There are also concerns that the Howard administration is trying to influence the broadcaster’s independent culture and reign in government criticism by handpicking board members that are critical of the ABC.

Meanwhile, Britain’s BBC has historically been the target of political agendas. During World War II, the government and military both sought to use the broadcaster to counter German broadcasts with propaganda of their own.

However, and this comparison is instructive for NHK and the LDP, the BBC management took the position that, “in the long run, a trusted news source for audiences at home and abroad would be a more potent weapon.”

They were proven right. It was this policy and attitude that has made the BBC perhaps the most trusted international news service in the world.

Even Hitler’s cronies are alleged to have listened to the BBC because they could not trust their own news service.

Another edifying example of the differences between the broadcasters is the aftermath of the Hutton Report in 2004.

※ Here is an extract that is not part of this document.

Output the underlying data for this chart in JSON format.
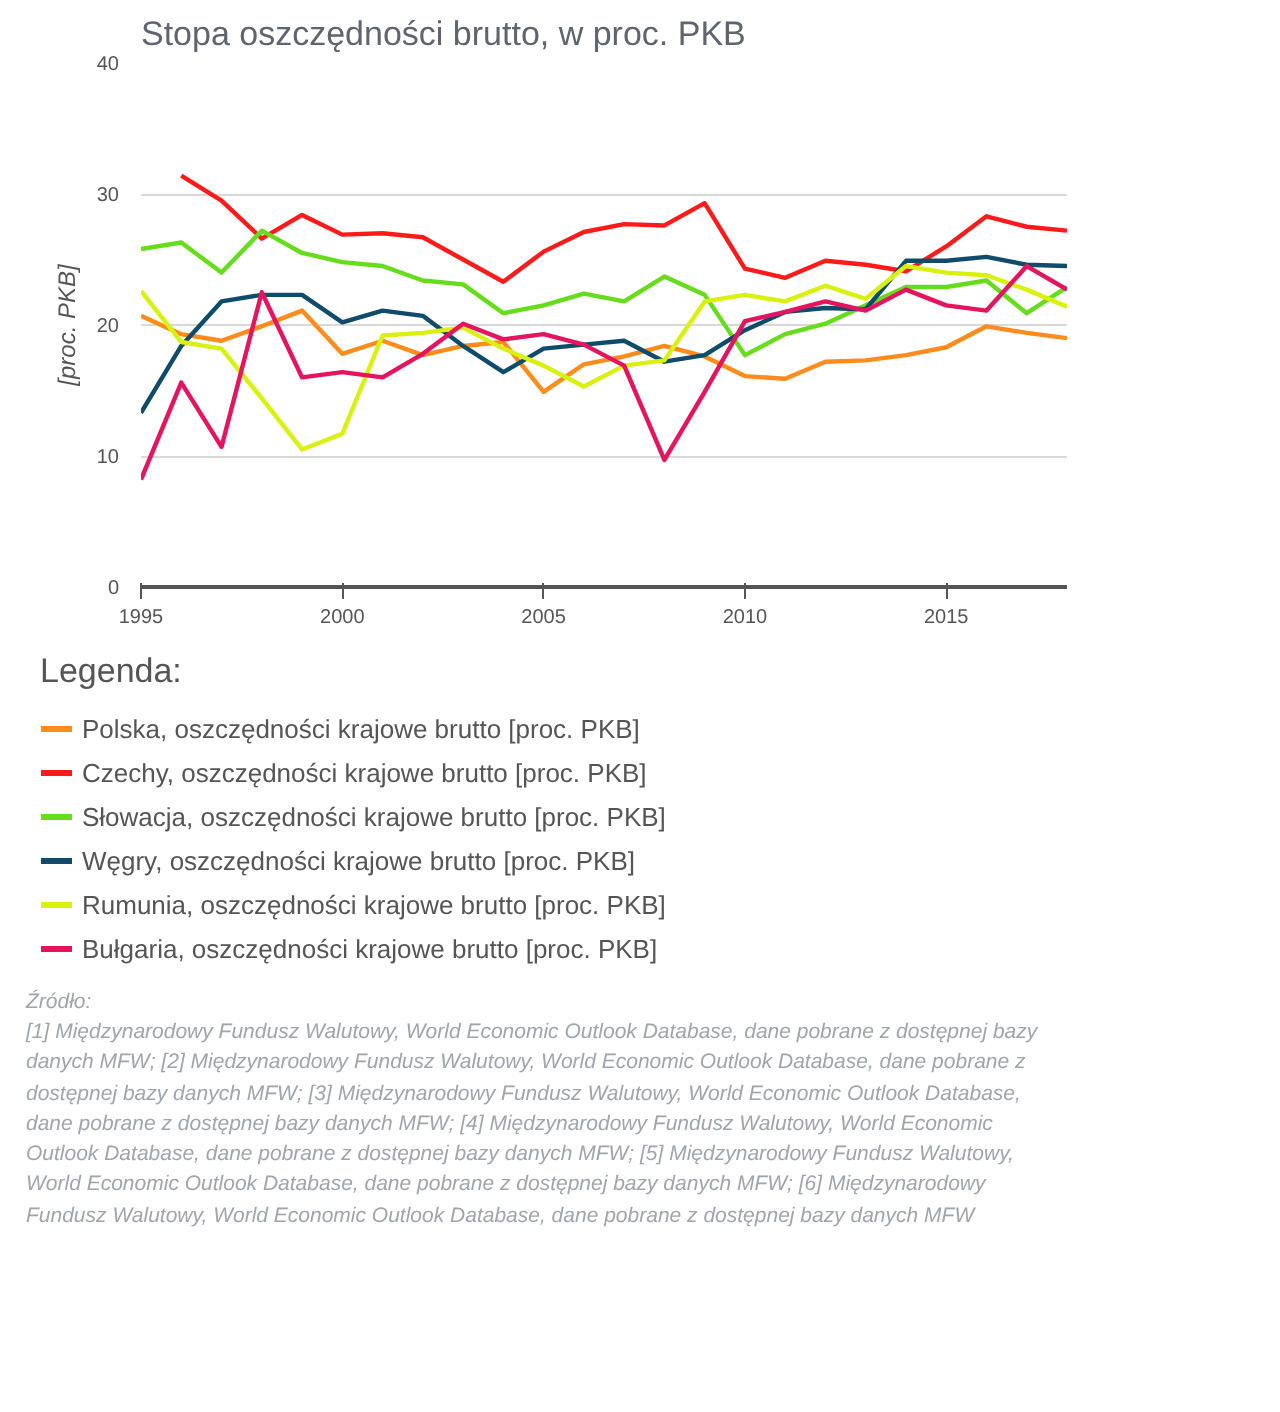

Hutton investigated BBC claims that the government “sexed-up” reports on Iraq’s military capabilities before the invasion and the tragic death of the BBC source for these reports, weapons expert Dr. David Kelly, who took his own life.

When the inquiry determined the BBC’s accusations to be unfounded, the BBC’s chairman, Gavyn Davies, its director general, Greg Dyke, and the journalist at the center of the allegations, Andrew Gilligan, all resigned.

Subsequently, many BBC staff and journalists took out a full page advertisement in The Daily Telegraph expressing their support for Greg Dyke.

It is hard to imagine such passion flowing from NHK, but Asano and many others are firm believers that NHK should follow the BBC’s example.

“I think NHK is kind of the middle of Japanese society, you know, so we have to democratize Japan. If NHK changes, our society will change too. So we have to watch NHK and protest.”

One only hopes that the LDP and NHK will quickly realize the irony and self-defeat of broadcasting propaganda into North Korea, that most rigid state of them all.